One big thing that has to come next is interrupts. The system clock ticks 1000 times per second on the Xbox, updating KeSystemTime, KeInterruptTime and KeTickCount, and also handling thread switches when their quantum expire. Without it this approach will get stuck on a single thread. It seems Unicorn doesn't do interrupts on its own.

[StrikerX3]

This should work in most cases. Still needs more testing, but so far it goes all the way to the point where we got stuck before due to an unimplemented kernel function (NtReadFile in the case of Microsoft XDK software). The cool thing is, it automatically causes a BugCheck because of it!

The way the scheduler works is similar to what was described above, but much more simplified. A new host thread is created everytime a new guest thread is switched in, suspending the current host thread. When the scheduler switches back to the old thread, the corresponding host thread is resumed. No conditions are needed because the kernel handles them internally; all we need to do is check what is the current thread in the KPRCB and manage the host threads.

In order to get this to work, I also had to implement two function invocation mechanisms:

• InvokeGuest(): host-to-guest function calls.
• Internal Kernel functions: pointers to host functions that the guest can invoke. They are handled exactly like the Kernel Thunk table handlers.

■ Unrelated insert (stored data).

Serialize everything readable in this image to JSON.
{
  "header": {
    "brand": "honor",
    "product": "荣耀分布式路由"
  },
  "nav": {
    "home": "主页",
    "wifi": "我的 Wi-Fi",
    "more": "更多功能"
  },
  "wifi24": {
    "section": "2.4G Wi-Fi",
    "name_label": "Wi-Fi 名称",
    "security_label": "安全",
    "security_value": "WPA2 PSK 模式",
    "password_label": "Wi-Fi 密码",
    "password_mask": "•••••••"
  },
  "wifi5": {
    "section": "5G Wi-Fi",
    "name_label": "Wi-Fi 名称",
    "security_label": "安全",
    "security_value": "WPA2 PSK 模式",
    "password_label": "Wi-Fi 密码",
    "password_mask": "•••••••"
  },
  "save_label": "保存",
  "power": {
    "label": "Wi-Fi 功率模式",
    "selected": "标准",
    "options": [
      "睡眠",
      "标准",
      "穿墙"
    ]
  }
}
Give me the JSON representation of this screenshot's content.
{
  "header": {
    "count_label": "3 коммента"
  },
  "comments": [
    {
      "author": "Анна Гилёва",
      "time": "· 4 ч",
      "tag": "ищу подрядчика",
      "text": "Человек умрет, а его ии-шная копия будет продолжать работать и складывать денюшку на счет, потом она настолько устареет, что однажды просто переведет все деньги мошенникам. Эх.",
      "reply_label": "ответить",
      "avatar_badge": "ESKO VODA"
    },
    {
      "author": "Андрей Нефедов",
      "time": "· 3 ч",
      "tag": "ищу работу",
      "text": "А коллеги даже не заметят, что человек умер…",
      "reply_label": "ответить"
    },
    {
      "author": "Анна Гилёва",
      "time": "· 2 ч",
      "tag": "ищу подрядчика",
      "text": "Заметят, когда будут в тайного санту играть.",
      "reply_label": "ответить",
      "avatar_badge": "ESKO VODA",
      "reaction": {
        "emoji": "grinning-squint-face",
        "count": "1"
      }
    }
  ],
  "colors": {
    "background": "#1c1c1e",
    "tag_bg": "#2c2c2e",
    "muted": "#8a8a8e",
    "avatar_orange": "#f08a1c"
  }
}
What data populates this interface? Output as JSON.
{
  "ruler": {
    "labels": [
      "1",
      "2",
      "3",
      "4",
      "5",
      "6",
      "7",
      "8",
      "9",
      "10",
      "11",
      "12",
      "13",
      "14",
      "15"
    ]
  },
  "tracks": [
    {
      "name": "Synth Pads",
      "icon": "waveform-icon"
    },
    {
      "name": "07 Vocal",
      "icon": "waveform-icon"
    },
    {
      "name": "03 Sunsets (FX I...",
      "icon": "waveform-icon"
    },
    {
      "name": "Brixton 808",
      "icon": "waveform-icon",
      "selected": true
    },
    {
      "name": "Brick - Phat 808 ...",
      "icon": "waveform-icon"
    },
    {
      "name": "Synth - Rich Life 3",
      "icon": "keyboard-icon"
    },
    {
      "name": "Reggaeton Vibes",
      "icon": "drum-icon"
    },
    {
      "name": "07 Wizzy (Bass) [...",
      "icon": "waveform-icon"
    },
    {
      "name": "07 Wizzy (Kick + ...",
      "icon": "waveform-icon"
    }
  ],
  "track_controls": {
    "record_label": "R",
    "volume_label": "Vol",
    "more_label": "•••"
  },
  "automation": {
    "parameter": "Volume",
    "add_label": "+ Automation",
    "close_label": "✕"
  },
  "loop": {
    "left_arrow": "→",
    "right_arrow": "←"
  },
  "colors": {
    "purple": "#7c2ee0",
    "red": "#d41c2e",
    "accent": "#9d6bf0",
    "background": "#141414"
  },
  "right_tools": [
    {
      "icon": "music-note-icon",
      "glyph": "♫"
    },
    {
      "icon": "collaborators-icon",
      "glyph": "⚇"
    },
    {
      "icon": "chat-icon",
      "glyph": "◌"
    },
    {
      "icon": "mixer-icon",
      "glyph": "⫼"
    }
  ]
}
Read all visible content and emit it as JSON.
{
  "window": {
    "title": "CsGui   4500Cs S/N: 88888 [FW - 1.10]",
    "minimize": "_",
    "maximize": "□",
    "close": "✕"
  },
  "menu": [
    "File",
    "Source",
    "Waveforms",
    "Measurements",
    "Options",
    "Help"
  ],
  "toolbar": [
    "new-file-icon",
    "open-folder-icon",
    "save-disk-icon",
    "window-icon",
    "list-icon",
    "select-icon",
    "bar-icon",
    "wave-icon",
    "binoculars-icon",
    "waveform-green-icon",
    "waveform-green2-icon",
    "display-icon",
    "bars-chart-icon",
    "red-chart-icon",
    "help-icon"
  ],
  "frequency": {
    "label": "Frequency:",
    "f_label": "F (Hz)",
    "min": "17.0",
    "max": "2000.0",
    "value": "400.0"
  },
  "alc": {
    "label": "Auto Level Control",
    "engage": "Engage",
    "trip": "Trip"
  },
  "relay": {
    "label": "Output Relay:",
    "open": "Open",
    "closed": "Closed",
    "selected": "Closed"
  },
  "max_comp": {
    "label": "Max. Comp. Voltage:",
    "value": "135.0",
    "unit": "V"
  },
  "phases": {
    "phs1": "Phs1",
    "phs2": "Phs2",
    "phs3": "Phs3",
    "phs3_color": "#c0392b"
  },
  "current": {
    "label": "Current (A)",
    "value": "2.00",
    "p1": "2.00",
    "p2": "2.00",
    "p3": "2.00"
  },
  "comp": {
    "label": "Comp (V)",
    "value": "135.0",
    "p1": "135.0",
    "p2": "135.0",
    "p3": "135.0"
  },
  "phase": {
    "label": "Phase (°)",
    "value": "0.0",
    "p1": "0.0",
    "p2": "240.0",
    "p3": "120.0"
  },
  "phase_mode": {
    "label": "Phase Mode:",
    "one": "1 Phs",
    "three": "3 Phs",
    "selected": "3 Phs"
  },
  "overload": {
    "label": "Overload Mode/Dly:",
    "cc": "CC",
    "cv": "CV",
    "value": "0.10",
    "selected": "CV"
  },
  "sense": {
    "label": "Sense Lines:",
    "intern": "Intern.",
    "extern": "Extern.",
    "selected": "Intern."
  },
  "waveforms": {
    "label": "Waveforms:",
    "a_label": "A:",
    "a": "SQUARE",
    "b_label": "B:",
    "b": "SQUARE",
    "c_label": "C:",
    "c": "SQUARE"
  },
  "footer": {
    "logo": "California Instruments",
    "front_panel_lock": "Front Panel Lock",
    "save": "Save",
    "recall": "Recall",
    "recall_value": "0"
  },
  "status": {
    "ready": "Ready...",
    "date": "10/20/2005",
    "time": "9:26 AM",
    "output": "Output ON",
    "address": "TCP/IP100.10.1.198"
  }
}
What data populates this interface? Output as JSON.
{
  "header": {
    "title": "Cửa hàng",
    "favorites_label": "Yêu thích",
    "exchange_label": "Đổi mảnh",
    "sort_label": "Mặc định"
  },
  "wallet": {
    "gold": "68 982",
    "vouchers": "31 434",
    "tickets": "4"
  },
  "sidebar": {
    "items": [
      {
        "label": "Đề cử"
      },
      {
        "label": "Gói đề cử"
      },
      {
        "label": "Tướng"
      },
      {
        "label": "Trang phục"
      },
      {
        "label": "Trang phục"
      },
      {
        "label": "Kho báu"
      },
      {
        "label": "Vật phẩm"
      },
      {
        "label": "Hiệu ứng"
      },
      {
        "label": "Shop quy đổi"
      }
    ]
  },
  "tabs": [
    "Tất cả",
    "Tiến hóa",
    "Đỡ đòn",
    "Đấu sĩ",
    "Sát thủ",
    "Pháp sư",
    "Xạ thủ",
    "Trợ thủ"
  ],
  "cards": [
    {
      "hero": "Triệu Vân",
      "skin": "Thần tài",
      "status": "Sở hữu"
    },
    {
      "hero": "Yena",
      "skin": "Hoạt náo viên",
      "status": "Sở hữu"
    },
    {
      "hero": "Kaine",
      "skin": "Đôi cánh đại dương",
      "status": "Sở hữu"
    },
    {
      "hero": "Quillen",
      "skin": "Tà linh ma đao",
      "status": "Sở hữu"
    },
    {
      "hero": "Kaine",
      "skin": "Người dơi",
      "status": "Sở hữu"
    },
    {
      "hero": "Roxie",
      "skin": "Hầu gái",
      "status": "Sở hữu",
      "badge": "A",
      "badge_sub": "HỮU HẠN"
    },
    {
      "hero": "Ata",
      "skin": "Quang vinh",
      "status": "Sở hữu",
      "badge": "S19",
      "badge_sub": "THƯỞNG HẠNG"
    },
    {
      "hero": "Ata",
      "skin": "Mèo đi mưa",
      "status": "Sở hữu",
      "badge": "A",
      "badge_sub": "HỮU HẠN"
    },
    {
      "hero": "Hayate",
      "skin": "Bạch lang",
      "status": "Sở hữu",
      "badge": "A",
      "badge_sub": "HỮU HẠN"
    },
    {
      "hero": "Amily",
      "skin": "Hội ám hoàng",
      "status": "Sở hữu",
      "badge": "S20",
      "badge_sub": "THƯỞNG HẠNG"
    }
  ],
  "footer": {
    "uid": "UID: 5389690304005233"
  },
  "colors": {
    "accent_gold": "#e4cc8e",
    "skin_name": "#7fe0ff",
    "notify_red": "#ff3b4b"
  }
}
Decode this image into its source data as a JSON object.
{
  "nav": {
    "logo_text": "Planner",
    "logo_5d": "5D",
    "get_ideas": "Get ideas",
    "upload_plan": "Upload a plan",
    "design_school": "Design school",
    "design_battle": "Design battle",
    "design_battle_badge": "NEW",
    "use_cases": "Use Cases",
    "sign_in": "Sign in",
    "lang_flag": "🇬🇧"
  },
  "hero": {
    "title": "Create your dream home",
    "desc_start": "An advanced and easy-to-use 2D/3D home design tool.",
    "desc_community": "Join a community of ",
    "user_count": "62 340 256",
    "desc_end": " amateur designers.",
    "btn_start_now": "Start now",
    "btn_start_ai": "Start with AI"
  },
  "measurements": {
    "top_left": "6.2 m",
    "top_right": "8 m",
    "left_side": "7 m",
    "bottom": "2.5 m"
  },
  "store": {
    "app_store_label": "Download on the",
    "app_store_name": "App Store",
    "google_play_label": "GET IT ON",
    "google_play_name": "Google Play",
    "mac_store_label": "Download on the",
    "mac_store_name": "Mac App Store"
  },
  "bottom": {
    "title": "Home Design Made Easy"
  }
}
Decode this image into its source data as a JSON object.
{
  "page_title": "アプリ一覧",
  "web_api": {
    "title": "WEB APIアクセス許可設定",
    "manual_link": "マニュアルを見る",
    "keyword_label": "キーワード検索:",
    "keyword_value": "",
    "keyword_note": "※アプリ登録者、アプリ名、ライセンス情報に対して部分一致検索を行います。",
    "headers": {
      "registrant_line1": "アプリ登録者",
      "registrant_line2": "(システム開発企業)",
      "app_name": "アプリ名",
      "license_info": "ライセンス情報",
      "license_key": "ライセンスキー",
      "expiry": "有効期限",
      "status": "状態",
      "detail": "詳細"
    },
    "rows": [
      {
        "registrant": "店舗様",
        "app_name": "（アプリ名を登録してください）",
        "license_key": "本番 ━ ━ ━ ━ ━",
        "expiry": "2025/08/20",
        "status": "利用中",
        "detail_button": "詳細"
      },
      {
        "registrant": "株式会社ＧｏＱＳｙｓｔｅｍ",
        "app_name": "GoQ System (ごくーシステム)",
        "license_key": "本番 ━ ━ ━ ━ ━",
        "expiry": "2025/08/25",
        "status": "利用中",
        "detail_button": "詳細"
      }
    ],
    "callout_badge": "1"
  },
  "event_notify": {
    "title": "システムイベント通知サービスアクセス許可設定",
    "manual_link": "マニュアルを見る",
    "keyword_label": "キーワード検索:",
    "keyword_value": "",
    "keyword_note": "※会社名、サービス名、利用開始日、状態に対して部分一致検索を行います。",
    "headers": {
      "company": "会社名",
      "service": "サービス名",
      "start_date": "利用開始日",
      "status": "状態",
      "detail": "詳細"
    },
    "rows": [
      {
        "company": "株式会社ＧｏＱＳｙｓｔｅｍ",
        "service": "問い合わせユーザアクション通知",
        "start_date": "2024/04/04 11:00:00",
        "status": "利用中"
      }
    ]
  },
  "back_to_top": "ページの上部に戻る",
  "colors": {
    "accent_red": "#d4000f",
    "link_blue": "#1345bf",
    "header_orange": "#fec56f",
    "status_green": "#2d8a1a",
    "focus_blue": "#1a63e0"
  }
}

By the way, over a third of the exported kernel functions are now fully implemented, with the majority being Ke* and Rtl* functions. Almost half of the functions have at least a partial or fake implementation.

In order to progress further, interrupts need to be implemented. As explained above, the system clock plays a role in thread switching; without it, threads may get stuck executing forever, starving other threads.